The ecological and true economic costs of energy use force us to scrutinize our way of living. And because our infrastructure doesn’t allow us to entirely avoid fossil fuels, we must face the contradiction between how we should live and constraints against doing so.
Canada has no national energy plan, other than governmental desire to be a fossil-fuelled energy-export superpower. Given the consequences of human-induced climate change already hitting home, you’d think the highest priority of governments at all levels would be to decide on the lowest-emission energy path. But politicians focused on election intervals have difficulty dealing with generational issues.
Real, important conversations and decisions are instead delayed by diversionary and often irrational arguments and tactics: accusing critics of being hypocrites, claiming foreign money drives environmental agendas and labelling activists as eco-terrorists or enemies of Canada among them. In place of true progress, we get consolidated political power and greater corporate profit and control. Enough already!
Sustainability requires conservation and abundant energy employed with minimal ecological upset. Yet the inability to consider the need to shift quickly from fossil fuels means governments and industry look to mega-technologies like carbon capture and storage to justify inaction on reducing greenhouse gas emissions, while dismissing solar and wind as impractical, too expensive or unable to meet energy needs. Nuclear power may be an alternative to GHG-emitting fossil fuels, but it’s extremely expensive and would not be online were it not for enormous subsidies. Nuclear fuel is also finite, so costs will rise while the problem of radioactive-waste disposal remains unsolved.
As a northern country, Canada is especially vulnerable to climate change. Polar regions heat faster than temperate and tropical zones—Inuit have noticed the growing impacts for decades. With the longest marine coastline of any country, we’re also subject to sea-level rise. And our economy relies on climate-dependent activities such as agriculture, forestry, fisheries, tourism and winter sports, all of which are already feeling climate change impacts.
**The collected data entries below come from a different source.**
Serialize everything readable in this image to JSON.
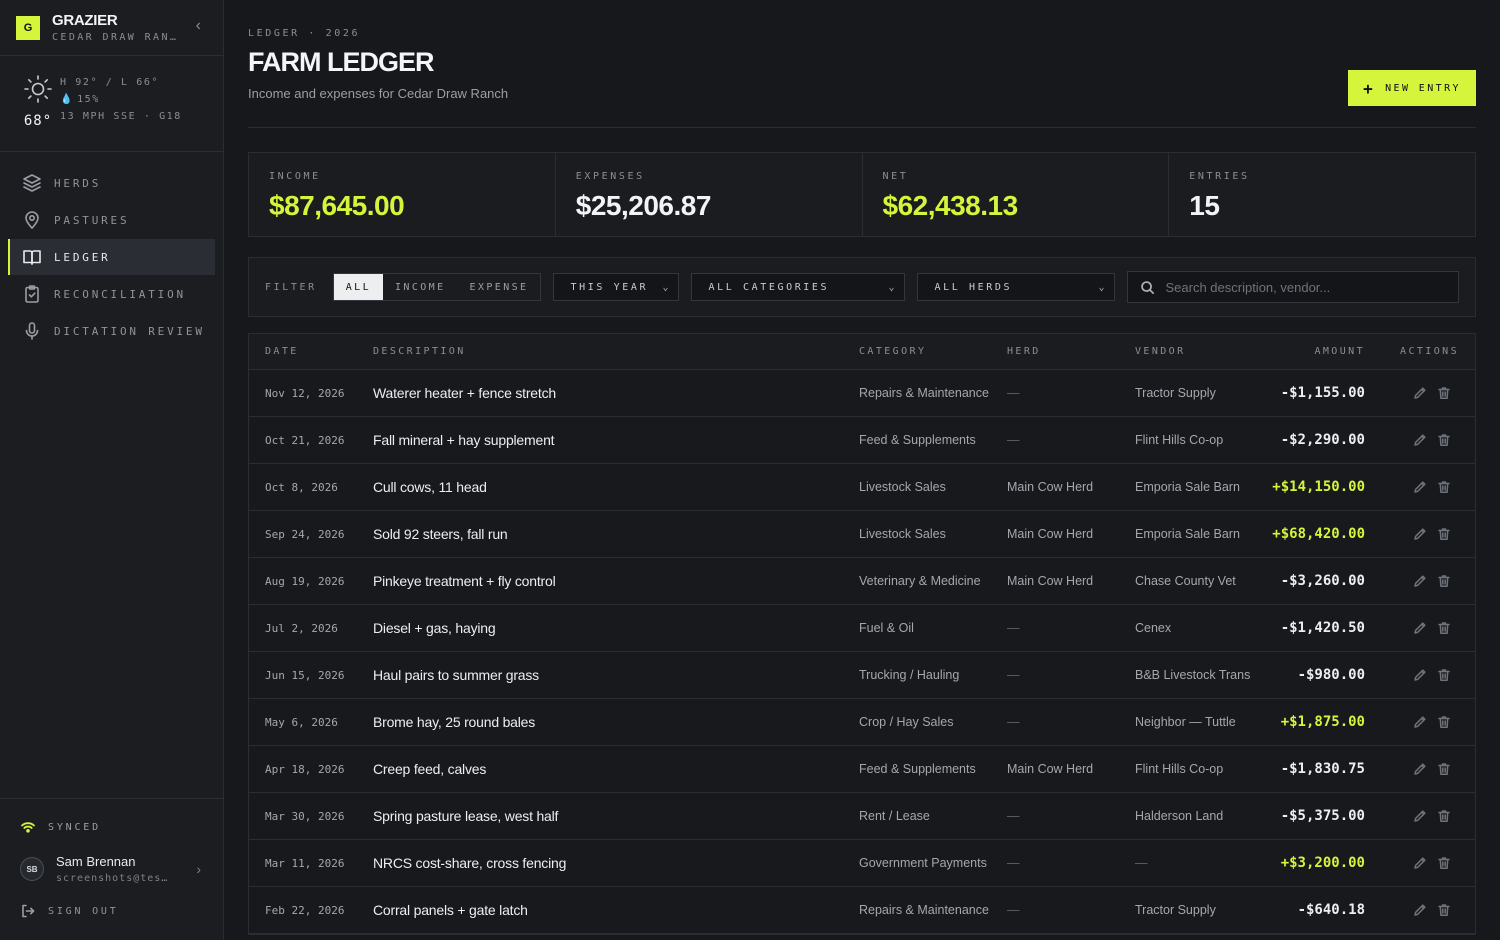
{
  "brand": {
    "logo_letter": "G",
    "name": "GRAZIER",
    "subtitle": "CEDAR DRAW RANCH",
    "collapse_glyph": "‹"
  },
  "weather": {
    "hi_lo": "H 92° / L 66°",
    "precip": "15%",
    "wind": "13 MPH SSE · G18",
    "temp": "68°",
    "icon": "sun-icon"
  },
  "nav": {
    "items": [
      {
        "label": "HERDS",
        "icon": "layers-icon",
        "active": false
      },
      {
        "label": "PASTURES",
        "icon": "map-pin-icon",
        "active": false
      },
      {
        "label": "LEDGER",
        "icon": "book-icon",
        "active": true
      },
      {
        "label": "RECONCILIATION",
        "icon": "clipboard-check-icon",
        "active": false
      },
      {
        "label": "DICTATION REVIEW",
        "icon": "microphone-icon",
        "active": false
      }
    ]
  },
  "footer": {
    "sync_status": "SYNCED",
    "user_initials": "SB",
    "user_name": "Sam Brennan",
    "user_email": "screenshots@test.dev",
    "sign_out": "SIGN OUT"
  },
  "header": {
    "breadcrumb": "LEDGER · 2026",
    "title": "FARM LEDGER",
    "subtitle": "Income and expenses for Cedar Draw Ranch",
    "new_entry_label": "NEW ENTRY"
  },
  "stats": [
    {
      "label": "INCOME",
      "value": "$87,645.00",
      "accent": true
    },
    {
      "label": "EXPENSES",
      "value": "$25,206.87",
      "accent": false
    },
    {
      "label": "NET",
      "value": "$62,438.13",
      "accent": true
    },
    {
      "label": "ENTRIES",
      "value": "15",
      "accent": false
    }
  ],
  "filters": {
    "label": "FILTER",
    "segments": [
      "ALL",
      "INCOME",
      "EXPENSE"
    ],
    "selected_segment": "ALL",
    "period": "THIS YEAR",
    "category": "ALL CATEGORIES",
    "herd": "ALL HERDS",
    "search_placeholder": "Search description, vendor..."
  },
  "table": {
    "columns": [
      "DATE",
      "DESCRIPTION",
      "CATEGORY",
      "HERD",
      "VENDOR",
      "AMOUNT",
      "ACTIONS"
    ],
    "rows": [
      {
        "date": "Nov 12, 2026",
        "description": "Waterer heater + fence stretch",
        "category": "Repairs & Maintenance",
        "herd": "—",
        "vendor": "Tractor Supply",
        "amount": "-$1,155.00",
        "positive": false
      },
      {
        "date": "Oct 21, 2026",
        "description": "Fall mineral + hay supplement",
        "category": "Feed & Supplements",
        "herd": "—",
        "vendor": "Flint Hills Co-op",
        "amount": "-$2,290.00",
        "positive": false
      },
      {
        "date": "Oct 8, 2026",
        "description": "Cull cows, 11 head",
        "category": "Livestock Sales",
        "herd": "Main Cow Herd",
        "vendor": "Emporia Sale Barn",
        "amount": "+$14,150.00",
        "positive": true
      },
      {
        "date": "Sep 24, 2026",
        "description": "Sold 92 steers, fall run",
        "category": "Livestock Sales",
        "herd": "Main Cow Herd",
        "vendor": "Emporia Sale Barn",
        "amount": "+$68,420.00",
        "positive": true
      },
      {
        "date": "Aug 19, 2026",
        "description": "Pinkeye treatment + fly control",
        "category": "Veterinary & Medicine",
        "herd": "Main Cow Herd",
        "vendor": "Chase County Vet",
        "amount": "-$3,260.00",
        "positive": false
      },
      {
        "date": "Jul 2, 2026",
        "description": "Diesel + gas, haying",
        "category": "Fuel & Oil",
        "herd": "—",
        "vendor": "Cenex",
        "amount": "-$1,420.50",
        "positive": false
      },
      {
        "date": "Jun 15, 2026",
        "description": "Haul pairs to summer grass",
        "category": "Trucking / Hauling",
        "herd": "—",
        "vendor": "B&B Livestock Trans",
        "amount": "-$980.00",
        "positive": false
      },
      {
        "date": "May 6, 2026",
        "description": "Brome hay, 25 round bales",
        "category": "Crop / Hay Sales",
        "herd": "—",
        "vendor": "Neighbor — Tuttle",
        "amount": "+$1,875.00",
        "positive": true
      },
      {
        "date": "Apr 18, 2026",
        "description": "Creep feed, calves",
        "category": "Feed & Supplements",
        "herd": "Main Cow Herd",
        "vendor": "Flint Hills Co-op",
        "amount": "-$1,830.75",
        "positive": false
      },
      {
        "date": "Mar 30, 2026",
        "description": "Spring pasture lease, west half",
        "category": "Rent / Lease",
        "herd": "—",
        "vendor": "Halderson Land",
        "amount": "-$5,375.00",
        "positive": false
      },
      {
        "date": "Mar 11, 2026",
        "description": "NRCS cost-share, cross fencing",
        "category": "Government Payments",
        "herd": "—",
        "vendor": "—",
        "amount": "+$3,200.00",
        "positive": true
      },
      {
        "date": "Feb 22, 2026",
        "description": "Corral panels + gate latch",
        "category": "Repairs & Maintenance",
        "herd": "—",
        "vendor": "Tractor Supply",
        "amount": "-$640.18",
        "positive": false
      }
    ]
  },
  "colors": {
    "accent": "#d4f53c",
    "background": "#16181c",
    "sidebar": "#1b1d21",
    "border": "#2a2d32"
  }
}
Where is the political leadership and will to confront climate change? We’re seeing some from individuals, grassroots organizations and municipalities. But what about our provinces? Just as the catastrophic loss of northern cod off Newfoundland warned against unsustainable practices, the destruction of $65 billion worth of B.C. trees by mountain pine beetles—once kept under control by winters with temperatures below -30 C for a week or more—should make the province take notice.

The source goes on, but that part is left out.